First, you need to figure out what you want to measure. And before you can do that, you need to understand the different categories of measurement and how they relate to one another. These are known as outputs, outtakes and outcomes.

Outputs

Outputs refer to the quantity of communication tactics implemented. In other words, how are you reaching people? Examples of outputs might include the number of brochures you distributed, the number of media impressions received in relevant news outlets, and the number of direct mail pieces delivered to target audiences.

As you can reasonably gather, outputs measure activity, not efficacy. So you can’t stop there. You have to dig a little deeper. That’s where outtakes come into play.

Outtakes

Outtakes tell us whether the target audience received, understood and acted on the information you gave them. That is to ask, are you actually getting through to people? Examples of outtakes might include website traffic trends as a result of an ad campaign or PR push, direct mail response rates, and audience engagement on social media platforms.

While outtakes might reveal some important behavioral responses of target audiences, they fall short of implying any broader, wholesale impact to your business or organization. That’s what outcomes are for.

Outcomes

Outcomes, sometimes referred to as key performance indicators (KPIs), measure the stuff that really matters to C-level execs, and they differ for each business or organization.
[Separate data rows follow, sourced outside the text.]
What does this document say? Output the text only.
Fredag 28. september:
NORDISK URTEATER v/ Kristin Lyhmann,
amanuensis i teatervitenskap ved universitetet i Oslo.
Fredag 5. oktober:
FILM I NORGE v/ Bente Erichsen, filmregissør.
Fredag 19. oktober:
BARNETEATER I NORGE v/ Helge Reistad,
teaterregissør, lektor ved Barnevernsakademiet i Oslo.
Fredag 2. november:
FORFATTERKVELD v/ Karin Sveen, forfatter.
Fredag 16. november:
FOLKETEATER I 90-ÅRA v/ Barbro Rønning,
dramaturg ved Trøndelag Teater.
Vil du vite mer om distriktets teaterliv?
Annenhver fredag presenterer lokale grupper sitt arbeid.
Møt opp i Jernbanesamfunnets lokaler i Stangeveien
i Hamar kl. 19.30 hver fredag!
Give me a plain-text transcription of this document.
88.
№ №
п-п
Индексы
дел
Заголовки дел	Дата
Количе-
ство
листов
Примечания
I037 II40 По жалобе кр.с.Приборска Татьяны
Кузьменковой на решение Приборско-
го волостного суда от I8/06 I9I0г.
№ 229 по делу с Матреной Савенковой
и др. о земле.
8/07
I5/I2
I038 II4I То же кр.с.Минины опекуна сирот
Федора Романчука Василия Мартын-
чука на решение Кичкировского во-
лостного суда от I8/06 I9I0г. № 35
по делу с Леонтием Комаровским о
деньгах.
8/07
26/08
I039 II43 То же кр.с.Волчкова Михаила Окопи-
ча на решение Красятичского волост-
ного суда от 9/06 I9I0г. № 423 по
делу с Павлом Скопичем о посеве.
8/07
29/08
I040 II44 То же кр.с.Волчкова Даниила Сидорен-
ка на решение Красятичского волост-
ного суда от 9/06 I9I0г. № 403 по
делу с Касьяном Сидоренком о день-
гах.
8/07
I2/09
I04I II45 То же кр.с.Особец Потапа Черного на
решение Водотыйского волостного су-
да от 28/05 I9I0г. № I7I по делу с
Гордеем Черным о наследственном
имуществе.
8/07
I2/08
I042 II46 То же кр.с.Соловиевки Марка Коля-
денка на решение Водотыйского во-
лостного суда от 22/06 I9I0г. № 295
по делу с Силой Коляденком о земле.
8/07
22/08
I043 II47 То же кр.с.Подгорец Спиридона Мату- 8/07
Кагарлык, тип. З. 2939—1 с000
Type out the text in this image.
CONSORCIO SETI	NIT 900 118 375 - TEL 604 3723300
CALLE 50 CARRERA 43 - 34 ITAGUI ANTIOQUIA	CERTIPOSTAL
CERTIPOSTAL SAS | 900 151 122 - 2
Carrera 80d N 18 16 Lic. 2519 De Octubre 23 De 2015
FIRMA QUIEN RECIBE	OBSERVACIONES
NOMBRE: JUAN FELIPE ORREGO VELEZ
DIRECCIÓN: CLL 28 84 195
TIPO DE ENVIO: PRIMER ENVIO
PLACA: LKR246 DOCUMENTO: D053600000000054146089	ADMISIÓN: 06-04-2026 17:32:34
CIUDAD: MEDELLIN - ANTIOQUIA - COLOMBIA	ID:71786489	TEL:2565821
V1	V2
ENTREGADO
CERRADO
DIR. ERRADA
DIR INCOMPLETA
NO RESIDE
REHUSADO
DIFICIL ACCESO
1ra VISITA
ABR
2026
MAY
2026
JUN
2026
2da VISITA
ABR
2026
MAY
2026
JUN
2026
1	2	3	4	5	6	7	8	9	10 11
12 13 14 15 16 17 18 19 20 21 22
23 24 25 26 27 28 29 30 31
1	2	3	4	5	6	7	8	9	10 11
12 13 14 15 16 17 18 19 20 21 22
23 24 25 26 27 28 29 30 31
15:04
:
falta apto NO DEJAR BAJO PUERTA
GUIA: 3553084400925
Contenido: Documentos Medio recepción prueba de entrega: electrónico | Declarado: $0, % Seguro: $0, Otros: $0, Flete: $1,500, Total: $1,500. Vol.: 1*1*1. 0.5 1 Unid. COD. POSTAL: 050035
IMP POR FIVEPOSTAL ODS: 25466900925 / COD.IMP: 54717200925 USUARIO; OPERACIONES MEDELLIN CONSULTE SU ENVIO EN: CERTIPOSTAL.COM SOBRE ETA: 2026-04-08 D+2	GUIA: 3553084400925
If you’re a university or a private school, for example, enrollment would probably be an outcome measure. Why? Because without students, you don’t exist. Faculty retention might be another. Because, of course, if you can’t keep good people around, you’re going to have a heck of a time attracting good students. If you’re a bookstore, new customers would be an obvious thing to track. If you’re a nonprofit, private donations would be a top priority.

Outputs, outtakes and outcomes become progressively more meaningful to a business, but take progressively longer to realize. That’s part of the reason it’s important to incorporate each type of measurement into your marketing and public relations strategy. In addition to helping you track incremental progress, it will also help you determine whether and how each metric contributed to the other.

For example, was handing out 5,000 brochures, earning one million media impressions and posting to Facebook three times per week enough to get your target audience to act within your given time frame? Did the actions that those individuals took generate broad, long-term success for your business? You get the idea.

Of course, in order to actually measure anything, you have to develop measurable objectives at the outset of your marketing and public relations plan. But that’s a topic for another day.

The bottom line is that when you’re able to explicitly demonstrate how your marketing and public relations initiatives directly contribute to the overall success of the company, it becomes much more difficult to strike that line item when tightening the proverbial belt.